Farm, "pharm" and medicine
Perhaps the most rapidly developing applications are in agriculture. Stice wants to improve the efficiency and speed of livestock cloning as well as use cloning to preserve and multiply genetically superior animals. He envisions the day when cloning will be a fast, efficient and economically feasible breeding option for cattle, hogs and other livestock.
Compared with conventional breeding methods, clones can more accurately be endowed with specific genetic traits — for instance, tender, well-marbled meat or faster, more efficient muscle growth. Cloning also holds promise for conferring genetic resistance to livestock diseases.
“We hope to breed cattle that lack the gene or genes that make them susceptible to mad cow disease,” Stice said. “In the future we’ll be able to take cells from the very best animal and then improve upon them with genetic modifications — either knocking out deleterious genes or adding favorable genes.”
In addition to cloning farm animals, Stice wants to build on his earlier success of cloning “pharm” animals that could supply an abundance of medically important proteins.
Stice was a founder and the chief scientific officer at Advanced Cell Technology, the company that cloned the first cattle, George and Charlie, in 1997, just 11 months after Dolly made her debut. The calves opened the door not only to large-scale cloning of genetically engineered farm animals but also to the possibilities of cloning pharm animals. George and Charlie earned Stice two patents — one for cattle cloning from adult cells and one for transgenic technology, which enables genes to be transferred from one organism to another. International headlines touting the Holsteins’ arrival were short-lived. “The Monica Lewinski story broke two days later,” Stice said with a wry smile.
On the medical front, Stice’s UGA research is breaking new ground in the realm of human embryonic stem cells. These cells hold the potential to differentiate into all the various tissues in the human body. Growing specific tissues from these master cells could pave the way for a host of new medical treatments, such as nerve cells for Parkinson’s disease, and bioengineered materials that meld human cells with artificial platforms for such things as cardiovascular bypass surgery.

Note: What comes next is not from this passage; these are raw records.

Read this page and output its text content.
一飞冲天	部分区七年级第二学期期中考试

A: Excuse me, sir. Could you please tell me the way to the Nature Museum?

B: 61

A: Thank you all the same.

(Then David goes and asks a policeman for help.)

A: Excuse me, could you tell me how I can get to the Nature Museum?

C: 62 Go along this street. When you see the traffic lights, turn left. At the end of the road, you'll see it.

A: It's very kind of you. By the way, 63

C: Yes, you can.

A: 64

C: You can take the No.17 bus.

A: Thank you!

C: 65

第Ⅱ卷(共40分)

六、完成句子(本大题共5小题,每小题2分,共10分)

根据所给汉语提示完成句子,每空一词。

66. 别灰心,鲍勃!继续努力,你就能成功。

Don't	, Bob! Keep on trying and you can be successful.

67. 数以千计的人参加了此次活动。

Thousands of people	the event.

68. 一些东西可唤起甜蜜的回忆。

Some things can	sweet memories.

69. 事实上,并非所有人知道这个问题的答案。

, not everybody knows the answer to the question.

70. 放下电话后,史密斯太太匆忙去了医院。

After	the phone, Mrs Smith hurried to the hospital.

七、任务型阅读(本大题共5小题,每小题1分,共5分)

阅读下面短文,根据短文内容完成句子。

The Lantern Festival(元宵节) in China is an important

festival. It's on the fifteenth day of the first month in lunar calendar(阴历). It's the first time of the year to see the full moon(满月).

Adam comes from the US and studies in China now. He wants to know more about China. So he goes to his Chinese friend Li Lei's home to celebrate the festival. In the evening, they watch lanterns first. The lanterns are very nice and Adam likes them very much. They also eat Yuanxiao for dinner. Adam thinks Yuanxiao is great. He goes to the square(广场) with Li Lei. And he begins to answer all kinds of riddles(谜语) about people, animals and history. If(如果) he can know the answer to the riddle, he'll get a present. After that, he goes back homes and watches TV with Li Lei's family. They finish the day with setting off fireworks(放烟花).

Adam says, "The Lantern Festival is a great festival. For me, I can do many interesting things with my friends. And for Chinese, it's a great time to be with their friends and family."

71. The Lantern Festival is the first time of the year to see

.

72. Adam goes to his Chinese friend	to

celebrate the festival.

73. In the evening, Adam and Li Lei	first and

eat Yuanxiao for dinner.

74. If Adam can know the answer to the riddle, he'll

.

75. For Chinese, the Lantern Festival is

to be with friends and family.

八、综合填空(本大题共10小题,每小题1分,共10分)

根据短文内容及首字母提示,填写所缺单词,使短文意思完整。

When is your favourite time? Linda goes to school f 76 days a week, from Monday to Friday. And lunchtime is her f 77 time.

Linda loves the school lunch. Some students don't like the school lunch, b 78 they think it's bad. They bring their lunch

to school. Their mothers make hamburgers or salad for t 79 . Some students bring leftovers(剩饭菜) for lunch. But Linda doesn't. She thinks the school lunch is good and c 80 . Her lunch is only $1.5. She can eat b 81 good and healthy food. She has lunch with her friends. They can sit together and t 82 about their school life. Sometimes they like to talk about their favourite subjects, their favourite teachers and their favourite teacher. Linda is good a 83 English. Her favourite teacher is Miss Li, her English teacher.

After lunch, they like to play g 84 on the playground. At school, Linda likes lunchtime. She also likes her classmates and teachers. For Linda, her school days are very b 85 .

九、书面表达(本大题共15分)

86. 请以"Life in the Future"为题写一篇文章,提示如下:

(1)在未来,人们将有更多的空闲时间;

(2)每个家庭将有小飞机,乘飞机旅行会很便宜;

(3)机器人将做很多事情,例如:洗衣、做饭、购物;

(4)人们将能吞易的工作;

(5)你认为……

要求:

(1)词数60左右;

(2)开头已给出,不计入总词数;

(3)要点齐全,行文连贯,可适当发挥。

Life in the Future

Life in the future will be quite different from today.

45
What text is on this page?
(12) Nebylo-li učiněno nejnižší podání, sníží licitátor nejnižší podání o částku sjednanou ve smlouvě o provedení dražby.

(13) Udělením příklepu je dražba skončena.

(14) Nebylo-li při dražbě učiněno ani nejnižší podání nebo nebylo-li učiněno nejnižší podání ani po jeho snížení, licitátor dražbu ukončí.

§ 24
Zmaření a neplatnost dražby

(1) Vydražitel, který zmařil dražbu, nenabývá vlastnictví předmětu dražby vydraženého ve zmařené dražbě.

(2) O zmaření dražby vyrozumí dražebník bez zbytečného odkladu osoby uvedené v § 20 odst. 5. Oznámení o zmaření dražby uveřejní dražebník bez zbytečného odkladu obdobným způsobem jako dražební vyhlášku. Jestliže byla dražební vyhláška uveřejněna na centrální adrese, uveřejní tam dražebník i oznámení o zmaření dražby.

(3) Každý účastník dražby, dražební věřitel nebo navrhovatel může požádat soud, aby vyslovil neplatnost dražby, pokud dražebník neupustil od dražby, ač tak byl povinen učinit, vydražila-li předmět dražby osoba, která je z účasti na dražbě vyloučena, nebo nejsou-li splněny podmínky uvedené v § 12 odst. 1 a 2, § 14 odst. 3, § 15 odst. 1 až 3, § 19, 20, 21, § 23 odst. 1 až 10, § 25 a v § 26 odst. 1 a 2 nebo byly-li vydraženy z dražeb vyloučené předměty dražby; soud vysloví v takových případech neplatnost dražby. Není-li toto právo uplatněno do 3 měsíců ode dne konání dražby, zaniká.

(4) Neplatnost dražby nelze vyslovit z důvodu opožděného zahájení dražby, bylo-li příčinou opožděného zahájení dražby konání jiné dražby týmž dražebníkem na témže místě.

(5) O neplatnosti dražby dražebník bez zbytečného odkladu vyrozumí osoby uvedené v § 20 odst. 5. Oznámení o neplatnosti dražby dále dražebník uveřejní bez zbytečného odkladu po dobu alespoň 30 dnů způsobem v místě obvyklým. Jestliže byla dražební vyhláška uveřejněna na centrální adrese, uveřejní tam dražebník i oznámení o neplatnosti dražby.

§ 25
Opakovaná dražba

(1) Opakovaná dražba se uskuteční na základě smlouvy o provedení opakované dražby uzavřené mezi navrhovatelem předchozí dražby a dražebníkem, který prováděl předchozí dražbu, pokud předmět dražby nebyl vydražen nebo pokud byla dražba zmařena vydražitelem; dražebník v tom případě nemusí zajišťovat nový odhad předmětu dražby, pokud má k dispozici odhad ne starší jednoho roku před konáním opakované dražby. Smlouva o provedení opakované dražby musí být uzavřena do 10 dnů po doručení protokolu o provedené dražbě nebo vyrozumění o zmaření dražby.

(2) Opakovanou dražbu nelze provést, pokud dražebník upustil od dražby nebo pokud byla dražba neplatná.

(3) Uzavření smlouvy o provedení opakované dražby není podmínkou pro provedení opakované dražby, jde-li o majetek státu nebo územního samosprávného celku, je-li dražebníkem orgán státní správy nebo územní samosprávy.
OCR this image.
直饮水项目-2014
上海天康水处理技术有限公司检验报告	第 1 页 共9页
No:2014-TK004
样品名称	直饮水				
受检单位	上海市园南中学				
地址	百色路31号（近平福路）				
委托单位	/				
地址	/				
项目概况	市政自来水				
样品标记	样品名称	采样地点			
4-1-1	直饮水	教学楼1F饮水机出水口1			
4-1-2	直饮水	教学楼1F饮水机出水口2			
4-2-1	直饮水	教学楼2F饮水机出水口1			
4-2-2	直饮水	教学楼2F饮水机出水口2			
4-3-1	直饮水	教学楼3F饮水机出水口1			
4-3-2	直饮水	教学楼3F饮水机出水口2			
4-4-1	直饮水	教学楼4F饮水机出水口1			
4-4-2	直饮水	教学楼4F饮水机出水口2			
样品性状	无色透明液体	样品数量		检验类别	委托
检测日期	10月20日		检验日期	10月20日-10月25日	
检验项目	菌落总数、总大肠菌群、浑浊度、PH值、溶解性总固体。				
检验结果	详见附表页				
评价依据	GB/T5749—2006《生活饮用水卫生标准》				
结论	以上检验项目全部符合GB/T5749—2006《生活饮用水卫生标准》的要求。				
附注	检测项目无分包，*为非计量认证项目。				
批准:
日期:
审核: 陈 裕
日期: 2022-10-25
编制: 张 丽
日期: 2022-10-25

Since joining UGA’s faculty, Stice has helped pioneer culture techniques for growing both primate and human embryonic stem cells for medical applications. In collaboration with the Athens-based biotech firm BresaGen Inc., the researchers are among a handful worldwide that received NIH approval to grow human embryonic stem cells for federally funded research. The UGA-BresaGen collaboration holds four of the 78 approved cell lines eligible for NIH research funds following President Bush’s August 2001 decision to permit federal money to support limited research in this area.
Tangible Results
Stice, a modest and courteous Minnesota native, has a driving passion to do research that can make a tangible difference in people’s lives.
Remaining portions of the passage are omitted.